Sin embargo, no puedo ser ingrato. Al fin y al cabo mi libreta anual ha hecho algo valioso al ordenar mínimamente el caos que llevo dentro. Ha sido una madre que corrige cuando hace falta, una hermanita diciéndome “no seas tonto”, una alerta que me recuerda si voy tarde, una amiga sincera gritándome “la estás regando, estúpido”, una serie de huellas para ir pisando el camino y no enlodarme tanto. Por eso, ahora que descansa también su cuarentena y no vale la pena llevarla conmigo a comprar gel antibacterial, debo aprender a verla con mirada noble, limpiarla del polvo y prometerle que habrá un futuro ya pronto, que escribiré en ella hasta el secreto más íntimo, que habrá muchos meses todavía para vivir su vida de trecientos sesenta y cinco soles y que las palabras saldrán volando como aves de entre sus páginas para esparcir su sonrisa por las calles, y que yo, cuando llegue el momento, sabré ser agradecido guardándola en un estante por años y consultando en ella los teléfonos de los amigos como sabemos hacerlo quienes no nacimos con el siglo.

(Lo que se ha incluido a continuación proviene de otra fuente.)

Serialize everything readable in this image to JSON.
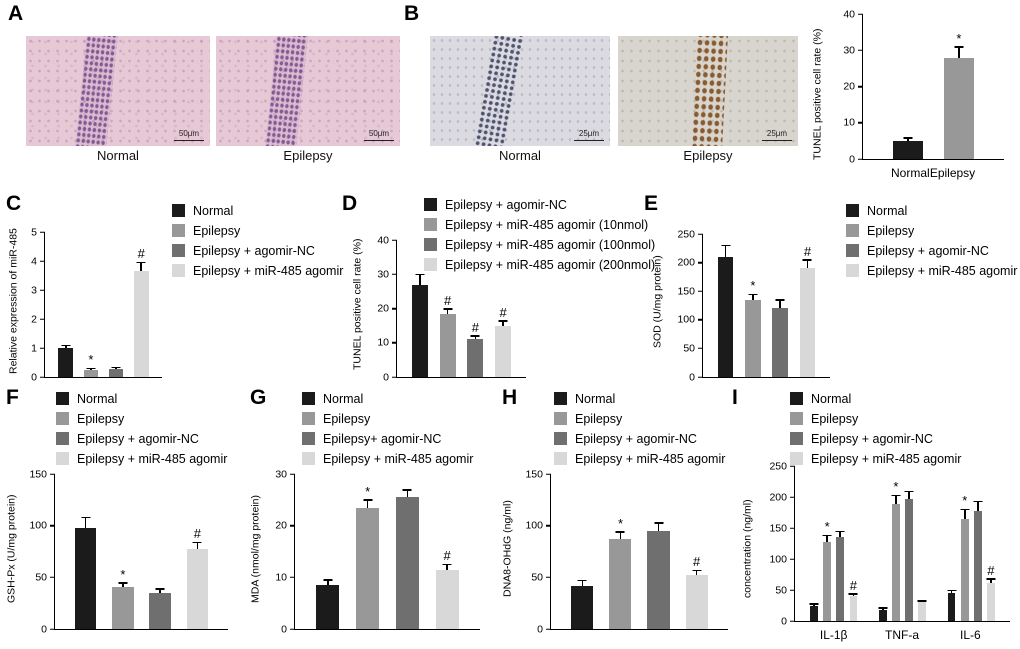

Agradezco a mi agenda su presencia incondicional. En el fondo sé que no sería bueno enterarla de tanto asunto desagradable que hoy atraviesa como espada nuestros sentimientos. Mantener algo puro resulta imprescindible. Por eso la coloco en el lugar que tienen en mis emociones las plantas del jardín, la estatuilla del Quijote con su pértiga siempre presta, mi perro, mis libros, la bella dama desnuda que busca eternamente mi ojos desde su cuadro en la pared de mi cuarto.
Es hora de cerrar sus pastas y con ellas los recuerdos más nuevos. Debo dar un paseo por la sala, indagar si mis hijos se han ido de viaje por París o Srilanka a través del celular o si meditan, y si mis perros duermen o ya reclaman su paseo por las calles solitarias del fraccionamiento. Pero antes debo lavarme las manos; llevo más de dos horas sin hacerlo. No suceda que el teclado albergue en sus recovecos algún virus y mañana escriba historias de crímenes y decapitados.
Querido lector, lava tus ojos. No suceda que mis palabras lleven impregnado el fecundo virus de la melancolía.